Quando l’altare diventa un palco politico: don Vitaliano Della Sala e la bandiera palestinese che non t’aspetti

Quando l’altare diventa un palco politico: don Vitaliano Della Sala e la bandiera palestinese che non t’aspetti
Contro ogni banalità, il parroco di Mercogliano schiera la bandiera palestinese sull’altare

Chi l’avrebbe mai detto che un parroco potesse diventare un maestro di tattica mediatica? Dopo aver mostrato la bandiera ucraina due anni fa – perché ovviamente nel mondo delle guerre alcune vittime meritano manifestazioni di solidarietà più di altre – don Vitaliano Della Sala, parroco a Mercogliano, provincia di Avellino, ha deciso ieri di dare spettacolo esponendo la bandiera della Palestina sull’altare durante la messa della domenica. Una mossa tanto coraggiosa quanto prevedibile da colui che, ai tempi del G8 di Genova, si guadagnò il titolo di “prete no-global”.

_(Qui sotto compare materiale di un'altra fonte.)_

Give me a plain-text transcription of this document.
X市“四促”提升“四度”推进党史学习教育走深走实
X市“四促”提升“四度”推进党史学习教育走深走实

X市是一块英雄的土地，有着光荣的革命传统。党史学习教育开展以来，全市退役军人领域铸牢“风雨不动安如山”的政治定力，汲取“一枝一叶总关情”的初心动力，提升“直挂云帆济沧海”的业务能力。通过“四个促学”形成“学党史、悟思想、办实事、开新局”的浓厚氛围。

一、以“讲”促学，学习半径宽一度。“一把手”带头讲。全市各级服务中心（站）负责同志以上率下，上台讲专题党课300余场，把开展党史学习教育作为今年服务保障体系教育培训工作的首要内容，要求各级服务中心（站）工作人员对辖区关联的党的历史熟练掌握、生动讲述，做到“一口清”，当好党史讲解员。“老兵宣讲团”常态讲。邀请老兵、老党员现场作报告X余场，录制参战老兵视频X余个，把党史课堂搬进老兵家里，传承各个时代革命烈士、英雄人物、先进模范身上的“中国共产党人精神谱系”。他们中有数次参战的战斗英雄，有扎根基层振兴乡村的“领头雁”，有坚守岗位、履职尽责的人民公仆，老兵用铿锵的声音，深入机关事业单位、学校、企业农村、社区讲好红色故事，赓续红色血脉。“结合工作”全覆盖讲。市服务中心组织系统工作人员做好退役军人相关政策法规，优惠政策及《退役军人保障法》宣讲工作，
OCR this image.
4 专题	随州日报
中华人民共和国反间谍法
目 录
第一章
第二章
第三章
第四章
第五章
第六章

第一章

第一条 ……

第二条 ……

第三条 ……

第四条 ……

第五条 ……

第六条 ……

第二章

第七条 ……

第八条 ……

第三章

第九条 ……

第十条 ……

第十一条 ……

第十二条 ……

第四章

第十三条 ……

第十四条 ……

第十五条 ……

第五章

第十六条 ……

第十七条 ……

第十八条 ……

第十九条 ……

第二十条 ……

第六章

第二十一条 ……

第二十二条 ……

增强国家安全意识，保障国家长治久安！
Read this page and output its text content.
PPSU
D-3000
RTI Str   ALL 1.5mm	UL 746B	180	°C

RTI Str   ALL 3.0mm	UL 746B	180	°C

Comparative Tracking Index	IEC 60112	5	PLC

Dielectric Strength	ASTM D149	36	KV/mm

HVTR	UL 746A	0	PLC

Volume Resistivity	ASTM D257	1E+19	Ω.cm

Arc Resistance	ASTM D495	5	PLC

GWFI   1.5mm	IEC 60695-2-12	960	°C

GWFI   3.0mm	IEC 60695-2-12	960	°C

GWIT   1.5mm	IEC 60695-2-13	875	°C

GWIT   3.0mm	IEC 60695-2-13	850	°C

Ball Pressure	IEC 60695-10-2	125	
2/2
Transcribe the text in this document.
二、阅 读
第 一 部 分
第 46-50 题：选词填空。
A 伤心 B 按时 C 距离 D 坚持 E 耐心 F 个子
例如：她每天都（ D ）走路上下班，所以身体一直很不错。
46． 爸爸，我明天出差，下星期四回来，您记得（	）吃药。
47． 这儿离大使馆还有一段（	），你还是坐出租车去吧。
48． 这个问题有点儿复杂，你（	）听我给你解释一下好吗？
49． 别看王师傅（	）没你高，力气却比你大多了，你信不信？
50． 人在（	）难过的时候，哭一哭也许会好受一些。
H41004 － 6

Alla sua maniera, don Vitaliano spiega il suo “schieramento”: “Era da tempo che volevo farlo, ieri ho deciso di prendere posizione. Ho ricordato il Vangelo che ci esorta a stare sempre dalla parte delle vittime, e io sono accanto ai palestinesi.” Parole da manuale di perfezione morale che però rischiano di fare scalpore più per la bandiera sventolata che per il contenuto dei sermoni.

Chiarisce subito che la bandiera rappresenta “un popolo, non Hamas”, quasi ci servisse un manuale per distinguere vittime e presunti colpevoli in un conflitto così intricato. “Difendo tutte le vittime della guerra,” dice, così genericamente da sembrare che la sofferenza abbia finalmente smesso di essere una questione a geometria variabile. E, udite udite, avrebbe anche difeso le vittime israeliane degli attacchi del 7 ottobre, perché, precisazione fondamentale per evitare fraintendimenti, “non sono contro gli ebrei”.

Ecco la grande scommessa di don Vitaliano: evitare che la sua equazione di pietà per i palestinesi venga immediatamente bollata come antisemitismo. Un gioco di equilibrismo che, negli ultimi anni, sembra essere la vera passeggiata sulle acque in materia di opinioni politiche. Sfortunatamente per lui, ricordare che “i palestinesi non hanno nulla a che fare con i terroristi” è un tentativo che sa più di confessione da confessionale che di diplomazia pubblica.

Sempre pronto a lanciare qualche frecciatina a Benjamin Netanyahu e alle politiche governative israeliane, il parroco conclude con una speranza: “Spero che tutto questo finisca presto.” Come se fosse davvero così facile spegnere un conflitto che resiste da decenni tra bandiere, parole di conforto e prese di posizioni religiose simbologie, mentre intorno muoiono vite e si consumano drammi reali.